Navy sets ambitious energy goals
Service officials will consider fuel costs of future acquisitions, as well as contractors’ carbon footprint.
Navy Secretary Ray Mabus on Wednesday outlined five ambitious goals for decreasing reliance on petroleum and curbing greenhouse gas emissions.
"Energy reform is a strategic initiative and the stakes are very high," Mabus told Navy and Marine Corps officials and defense contractors attending the Naval Energy Forum in Northern Virginia. "We simply rely too much on a declining stock of fossil fuels that most likely will continue to rise in cost over the next decade."
In an effort to shift that reliance on fossil fuel, Mabus said he will direct the Navy and Marine Corps to begin weighing the life-cycle energy costs associated with all acquisitions when making contract awards.
"The lifetime energy costs of building a system and the fully burdened cost of fuel of empowering those [weapons systems] will be a mandatory evaluation factor used in awarding contracts," Mabus said. "We're going to hold industry contractually accountable for meeting energy targets and system efficiency requirements."
The department also will consider contractors' overall energy efficiency as a factor in making acquisition decisions. "We want industry to take steps to not just provide us with energy-efficient products, but to produce those products in energy efficient ways," he said.
In addition to adjusting its approach to acquisition, the Navy by 2012 will establish a "green strike group" of fuel-efficient ships, with some running on biofuels. By 2016, that strike group will deploy as a "green fleet composed of nuclear-powered ships, surface combatants equipped with hybrid-electric alternative power systems running biofuel and aircraft flying only biofuels," he said.

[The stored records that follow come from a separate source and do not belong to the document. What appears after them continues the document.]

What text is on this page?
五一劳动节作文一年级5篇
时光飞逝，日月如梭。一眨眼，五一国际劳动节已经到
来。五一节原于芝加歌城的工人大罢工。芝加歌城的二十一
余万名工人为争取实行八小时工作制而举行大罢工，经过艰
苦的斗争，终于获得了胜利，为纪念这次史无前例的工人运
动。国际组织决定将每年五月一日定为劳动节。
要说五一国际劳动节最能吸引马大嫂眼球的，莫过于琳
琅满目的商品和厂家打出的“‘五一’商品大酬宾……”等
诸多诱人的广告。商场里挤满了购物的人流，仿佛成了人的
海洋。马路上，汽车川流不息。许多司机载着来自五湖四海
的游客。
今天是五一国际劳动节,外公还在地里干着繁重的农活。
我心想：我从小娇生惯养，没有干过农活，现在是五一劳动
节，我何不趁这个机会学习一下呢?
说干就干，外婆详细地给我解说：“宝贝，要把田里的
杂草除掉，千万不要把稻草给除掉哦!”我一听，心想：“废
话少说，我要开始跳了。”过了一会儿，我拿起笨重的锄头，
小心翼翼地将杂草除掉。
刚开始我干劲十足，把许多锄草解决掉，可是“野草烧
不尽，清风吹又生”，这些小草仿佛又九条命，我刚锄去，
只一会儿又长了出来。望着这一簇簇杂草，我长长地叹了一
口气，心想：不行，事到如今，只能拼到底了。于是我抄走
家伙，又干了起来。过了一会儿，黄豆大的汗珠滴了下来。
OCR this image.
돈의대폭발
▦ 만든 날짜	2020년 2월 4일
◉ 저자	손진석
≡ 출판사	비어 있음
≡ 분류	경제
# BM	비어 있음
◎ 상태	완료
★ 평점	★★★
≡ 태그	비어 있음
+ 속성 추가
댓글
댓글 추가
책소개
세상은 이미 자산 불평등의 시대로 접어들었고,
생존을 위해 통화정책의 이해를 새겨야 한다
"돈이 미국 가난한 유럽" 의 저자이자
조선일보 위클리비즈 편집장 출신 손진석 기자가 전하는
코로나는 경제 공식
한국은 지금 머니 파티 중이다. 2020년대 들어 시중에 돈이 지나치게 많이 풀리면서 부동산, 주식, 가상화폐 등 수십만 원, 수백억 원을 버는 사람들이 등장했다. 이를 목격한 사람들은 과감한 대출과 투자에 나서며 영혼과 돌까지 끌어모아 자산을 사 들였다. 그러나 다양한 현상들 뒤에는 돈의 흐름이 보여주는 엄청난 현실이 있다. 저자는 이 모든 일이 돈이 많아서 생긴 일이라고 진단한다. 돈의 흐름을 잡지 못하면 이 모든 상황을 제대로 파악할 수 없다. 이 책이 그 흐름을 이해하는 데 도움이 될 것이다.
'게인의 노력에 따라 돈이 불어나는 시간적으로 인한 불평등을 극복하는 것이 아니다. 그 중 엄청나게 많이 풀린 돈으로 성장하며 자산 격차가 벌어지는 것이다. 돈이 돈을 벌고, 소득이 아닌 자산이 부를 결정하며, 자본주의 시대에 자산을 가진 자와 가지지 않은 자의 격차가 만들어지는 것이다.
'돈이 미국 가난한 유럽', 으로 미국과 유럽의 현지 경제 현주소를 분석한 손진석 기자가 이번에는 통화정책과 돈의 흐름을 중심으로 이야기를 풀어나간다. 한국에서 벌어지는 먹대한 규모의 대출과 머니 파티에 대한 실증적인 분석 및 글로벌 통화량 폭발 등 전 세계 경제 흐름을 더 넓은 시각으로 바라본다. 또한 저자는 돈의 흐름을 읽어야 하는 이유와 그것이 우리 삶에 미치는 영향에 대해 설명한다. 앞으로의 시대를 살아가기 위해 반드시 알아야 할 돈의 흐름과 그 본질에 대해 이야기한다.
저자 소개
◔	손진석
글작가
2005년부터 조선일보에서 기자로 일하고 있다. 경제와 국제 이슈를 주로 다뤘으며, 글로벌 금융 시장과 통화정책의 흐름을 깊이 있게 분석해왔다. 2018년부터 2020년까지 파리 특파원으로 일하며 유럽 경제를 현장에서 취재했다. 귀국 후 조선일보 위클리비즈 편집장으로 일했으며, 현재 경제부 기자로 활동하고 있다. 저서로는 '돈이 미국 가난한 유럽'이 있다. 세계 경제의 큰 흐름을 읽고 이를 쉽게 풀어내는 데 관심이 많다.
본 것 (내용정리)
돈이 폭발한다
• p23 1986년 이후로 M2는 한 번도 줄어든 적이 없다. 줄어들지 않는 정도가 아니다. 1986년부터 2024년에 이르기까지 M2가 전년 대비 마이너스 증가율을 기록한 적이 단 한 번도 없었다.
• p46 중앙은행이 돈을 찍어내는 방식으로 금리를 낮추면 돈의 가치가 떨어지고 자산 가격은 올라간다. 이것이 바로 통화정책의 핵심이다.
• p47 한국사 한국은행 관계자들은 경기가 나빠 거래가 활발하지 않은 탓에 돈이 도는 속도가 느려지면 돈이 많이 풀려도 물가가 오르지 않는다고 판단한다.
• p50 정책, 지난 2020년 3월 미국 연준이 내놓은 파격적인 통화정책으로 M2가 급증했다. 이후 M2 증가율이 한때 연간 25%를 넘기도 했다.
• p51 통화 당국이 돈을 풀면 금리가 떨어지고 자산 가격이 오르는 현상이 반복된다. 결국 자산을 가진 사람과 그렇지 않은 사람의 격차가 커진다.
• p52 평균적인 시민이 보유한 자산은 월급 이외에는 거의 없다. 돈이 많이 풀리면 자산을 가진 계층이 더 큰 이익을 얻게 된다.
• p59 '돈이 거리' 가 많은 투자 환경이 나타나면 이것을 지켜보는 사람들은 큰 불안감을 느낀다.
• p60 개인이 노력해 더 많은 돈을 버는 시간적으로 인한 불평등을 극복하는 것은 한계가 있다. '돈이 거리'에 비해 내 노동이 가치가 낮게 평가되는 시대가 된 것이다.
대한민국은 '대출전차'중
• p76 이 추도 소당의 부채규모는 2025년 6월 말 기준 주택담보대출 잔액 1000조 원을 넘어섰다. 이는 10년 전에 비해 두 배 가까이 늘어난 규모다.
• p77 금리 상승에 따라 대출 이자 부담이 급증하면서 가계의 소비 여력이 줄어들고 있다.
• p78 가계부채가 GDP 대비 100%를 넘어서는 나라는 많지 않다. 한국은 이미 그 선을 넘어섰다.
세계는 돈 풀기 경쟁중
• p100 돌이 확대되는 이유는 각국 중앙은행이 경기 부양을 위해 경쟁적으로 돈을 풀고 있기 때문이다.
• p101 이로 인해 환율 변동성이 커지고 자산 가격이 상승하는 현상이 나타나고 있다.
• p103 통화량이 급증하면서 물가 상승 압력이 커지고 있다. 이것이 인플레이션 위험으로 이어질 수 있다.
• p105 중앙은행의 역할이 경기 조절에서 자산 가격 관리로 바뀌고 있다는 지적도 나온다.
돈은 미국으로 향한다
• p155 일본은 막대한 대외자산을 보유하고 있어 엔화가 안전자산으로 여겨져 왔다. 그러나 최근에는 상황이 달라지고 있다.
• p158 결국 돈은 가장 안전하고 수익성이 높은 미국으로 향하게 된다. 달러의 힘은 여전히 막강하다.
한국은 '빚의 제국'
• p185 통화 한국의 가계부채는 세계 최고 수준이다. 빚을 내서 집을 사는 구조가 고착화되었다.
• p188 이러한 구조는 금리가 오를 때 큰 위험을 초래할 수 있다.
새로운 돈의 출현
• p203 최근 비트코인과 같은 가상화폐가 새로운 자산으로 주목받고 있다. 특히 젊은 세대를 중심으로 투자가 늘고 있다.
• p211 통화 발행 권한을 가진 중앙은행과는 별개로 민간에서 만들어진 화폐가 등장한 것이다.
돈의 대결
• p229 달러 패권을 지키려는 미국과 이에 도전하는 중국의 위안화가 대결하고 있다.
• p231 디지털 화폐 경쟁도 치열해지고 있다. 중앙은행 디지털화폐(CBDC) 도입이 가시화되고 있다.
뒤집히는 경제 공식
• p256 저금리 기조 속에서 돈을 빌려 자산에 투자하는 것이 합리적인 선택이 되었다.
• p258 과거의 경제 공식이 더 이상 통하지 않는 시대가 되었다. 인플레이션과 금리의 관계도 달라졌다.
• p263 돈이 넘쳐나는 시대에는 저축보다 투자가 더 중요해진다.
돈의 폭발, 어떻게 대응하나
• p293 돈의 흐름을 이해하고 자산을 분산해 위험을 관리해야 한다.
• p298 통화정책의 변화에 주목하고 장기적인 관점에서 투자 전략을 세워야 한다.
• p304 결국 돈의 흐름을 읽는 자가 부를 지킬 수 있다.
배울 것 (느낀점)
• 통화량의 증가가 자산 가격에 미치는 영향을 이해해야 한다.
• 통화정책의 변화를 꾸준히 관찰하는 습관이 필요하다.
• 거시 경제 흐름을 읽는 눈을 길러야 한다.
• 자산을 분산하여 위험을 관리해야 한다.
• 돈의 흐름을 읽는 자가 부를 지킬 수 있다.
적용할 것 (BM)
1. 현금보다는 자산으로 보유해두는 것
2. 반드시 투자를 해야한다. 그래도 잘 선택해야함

Other goals outlined by the secretary include:
- By 2015, the Navy will cut in half the petroleum consumption of its 50,000-vehicle fleet. As vehicles go out of service, they will be replaced with flex-fuel, hybrid and electric vehicles. "Moving to biofuels and electric vehicles will benefit the local communities where bases are located and will spur the adoption of similar vehicles [locally]," Mabus said.
- By 2020, the Navy will produce at least half of its shore-based energy from alternative sources, with the goal of returning power to the electric grid wherever possible.
- By 2020, the Navy will ensure that 50 percent of the total energy consumed by ships, aircraft, vehicles and shore facilities is supplied through alternative and renewable sources. Today that figure is 17 percent.
"No one has ever gotten anything big done by being timid," he said.
CORRECTION: The original story misspelled the name of Navy Secretary Ray Mabus.